37 hours into Days Gone, I never expected to like it this much.
On paper it's a generic story-driven zombie game with generic mechanics, gameplay is looting resources to craft stuff, Red Dead Redemption-ish slo-mo shooting, traditional open world structure with camps to clear, credit to earn and zombie, I mean freakers' nests to clear. The first 1/3 of the game is terrible, the way the game zigzag through 3 or 4 storylines at the same time made it difficult to follow what the hell was going on, especially a flashback cutscene so confusingly stitched together gave me an impression that there was a lot of cut playable content.
Then the Lost Lake plot begins and boy it started to get real. For once, I really appreciate a zombie game that's not too dark and inhumanly desperate, the game doesn't pretend to be a dark gritty modern age medieval shit with grey morality, it makes clear who the bad guys are, who the good guys are, and between them is a shockingly likable protagonist who's stubborn, desperate, has trust issue but also acts really real, acknowledge his flaws and is actually not as selfish as he thinks he is.
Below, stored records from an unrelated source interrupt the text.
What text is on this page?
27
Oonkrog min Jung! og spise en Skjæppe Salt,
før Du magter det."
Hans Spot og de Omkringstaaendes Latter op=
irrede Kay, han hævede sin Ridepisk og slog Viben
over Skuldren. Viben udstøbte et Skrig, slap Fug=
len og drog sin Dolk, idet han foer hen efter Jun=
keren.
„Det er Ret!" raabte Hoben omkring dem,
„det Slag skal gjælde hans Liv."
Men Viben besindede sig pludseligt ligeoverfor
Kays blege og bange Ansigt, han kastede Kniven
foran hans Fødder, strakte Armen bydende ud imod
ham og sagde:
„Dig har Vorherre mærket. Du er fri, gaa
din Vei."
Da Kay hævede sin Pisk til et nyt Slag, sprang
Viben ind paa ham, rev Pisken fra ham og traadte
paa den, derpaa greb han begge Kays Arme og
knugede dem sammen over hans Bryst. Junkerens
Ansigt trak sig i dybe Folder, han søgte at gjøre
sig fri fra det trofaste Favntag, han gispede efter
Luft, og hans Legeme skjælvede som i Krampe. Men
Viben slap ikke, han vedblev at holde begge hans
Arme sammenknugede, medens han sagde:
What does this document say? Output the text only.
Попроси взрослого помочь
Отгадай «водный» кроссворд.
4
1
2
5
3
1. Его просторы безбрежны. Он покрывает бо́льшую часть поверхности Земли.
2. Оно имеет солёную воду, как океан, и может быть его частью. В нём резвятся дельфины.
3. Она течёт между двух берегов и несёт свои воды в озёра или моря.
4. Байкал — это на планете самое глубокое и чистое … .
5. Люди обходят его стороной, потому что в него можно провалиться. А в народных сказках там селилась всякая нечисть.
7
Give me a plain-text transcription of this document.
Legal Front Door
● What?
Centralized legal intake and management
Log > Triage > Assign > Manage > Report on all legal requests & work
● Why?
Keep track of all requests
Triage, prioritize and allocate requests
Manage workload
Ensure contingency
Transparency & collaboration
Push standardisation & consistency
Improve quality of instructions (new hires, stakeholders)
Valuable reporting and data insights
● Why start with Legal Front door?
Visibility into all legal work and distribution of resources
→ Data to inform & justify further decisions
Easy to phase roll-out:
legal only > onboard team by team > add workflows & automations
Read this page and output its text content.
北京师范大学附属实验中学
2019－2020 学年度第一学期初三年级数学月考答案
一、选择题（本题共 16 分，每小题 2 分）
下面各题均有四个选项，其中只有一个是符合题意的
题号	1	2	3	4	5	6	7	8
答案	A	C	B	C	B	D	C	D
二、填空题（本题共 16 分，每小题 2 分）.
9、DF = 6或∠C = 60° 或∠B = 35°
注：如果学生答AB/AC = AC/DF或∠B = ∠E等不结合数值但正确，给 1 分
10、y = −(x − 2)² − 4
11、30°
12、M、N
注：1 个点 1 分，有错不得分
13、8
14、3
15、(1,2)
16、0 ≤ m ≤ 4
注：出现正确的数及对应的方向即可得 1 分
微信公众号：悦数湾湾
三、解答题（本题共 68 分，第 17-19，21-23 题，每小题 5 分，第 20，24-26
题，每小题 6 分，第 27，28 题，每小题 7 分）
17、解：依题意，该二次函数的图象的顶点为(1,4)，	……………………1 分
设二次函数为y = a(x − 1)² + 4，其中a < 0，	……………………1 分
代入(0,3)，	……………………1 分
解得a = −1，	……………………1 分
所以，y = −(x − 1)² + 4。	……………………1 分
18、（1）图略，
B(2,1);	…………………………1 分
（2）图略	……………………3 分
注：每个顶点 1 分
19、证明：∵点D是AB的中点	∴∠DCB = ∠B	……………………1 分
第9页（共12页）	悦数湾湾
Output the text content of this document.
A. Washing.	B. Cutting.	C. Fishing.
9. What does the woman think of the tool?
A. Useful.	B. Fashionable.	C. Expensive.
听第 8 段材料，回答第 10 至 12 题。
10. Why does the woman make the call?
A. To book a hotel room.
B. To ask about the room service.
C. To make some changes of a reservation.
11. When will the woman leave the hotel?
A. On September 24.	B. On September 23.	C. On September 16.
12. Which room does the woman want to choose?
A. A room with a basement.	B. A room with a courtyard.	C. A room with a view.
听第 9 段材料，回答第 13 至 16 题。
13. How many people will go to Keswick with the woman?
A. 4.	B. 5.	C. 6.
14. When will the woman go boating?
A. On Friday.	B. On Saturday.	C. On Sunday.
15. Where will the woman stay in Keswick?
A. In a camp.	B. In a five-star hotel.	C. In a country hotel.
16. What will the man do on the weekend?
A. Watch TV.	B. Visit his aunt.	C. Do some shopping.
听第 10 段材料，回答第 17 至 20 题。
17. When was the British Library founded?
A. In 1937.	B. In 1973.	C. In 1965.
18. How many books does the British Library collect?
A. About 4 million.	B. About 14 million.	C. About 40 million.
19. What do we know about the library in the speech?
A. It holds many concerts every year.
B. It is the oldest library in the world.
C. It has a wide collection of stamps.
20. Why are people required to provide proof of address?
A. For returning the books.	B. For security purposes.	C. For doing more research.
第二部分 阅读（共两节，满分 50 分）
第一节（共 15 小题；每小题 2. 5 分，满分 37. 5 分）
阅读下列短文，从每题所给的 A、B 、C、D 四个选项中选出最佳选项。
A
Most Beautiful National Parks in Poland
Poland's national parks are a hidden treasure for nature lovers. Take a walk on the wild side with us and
Deacon reminded me of a time when I was a stupid kid dropping out of college and insisted on living alone because I didn't want to bother anyone, but time goes on and I simply accepted that I couldn't hold a grudge on everything forever. He can survive on his own, but surviving isn't living, and being desperate enough to hold out hope, in this case his wife, is still worth a reason to live.
This is easily one of the rare cases where the longer the game goes on, the better it plays. At first it played like a generic The Last of Us open world clone, sneak, one shot headshot, preserving your ammo and shit. But when you get better guns and finally get to fight the horde, shit gets real. Memorize explosive barrels, set up gas cans and mines, hoard enough resources to craft napalm molotov, then try to find high grounds, lure them into choke points, there's a particular nuance in these horde fights and it's always exhilarating when you clear one. The bike also reminds me of your car in Mad Max, there's a lot of upgrades that make traversing a flexible experience the longer you play it genuinely feels like a trusty companion. The devs cleverly designed the first map with a lot of hills to let save gas by freewheeling, so there's this "rhythm" when it comes to driving your bike.
Two things I'm not a fan of: those NERO missions where you have to infiltrate a research team, get detected and you must restart back at checkpoint, pretty boring and repetitive. Second, playing on PC definitely broke the combat, since the game relies a lot on slo-mo shooting, it's really easy to aim and headshot everyone John Wick style with pinpoint accuracy even on hardest difficulty.
Did I mention that it looks pretty? It does look pretty.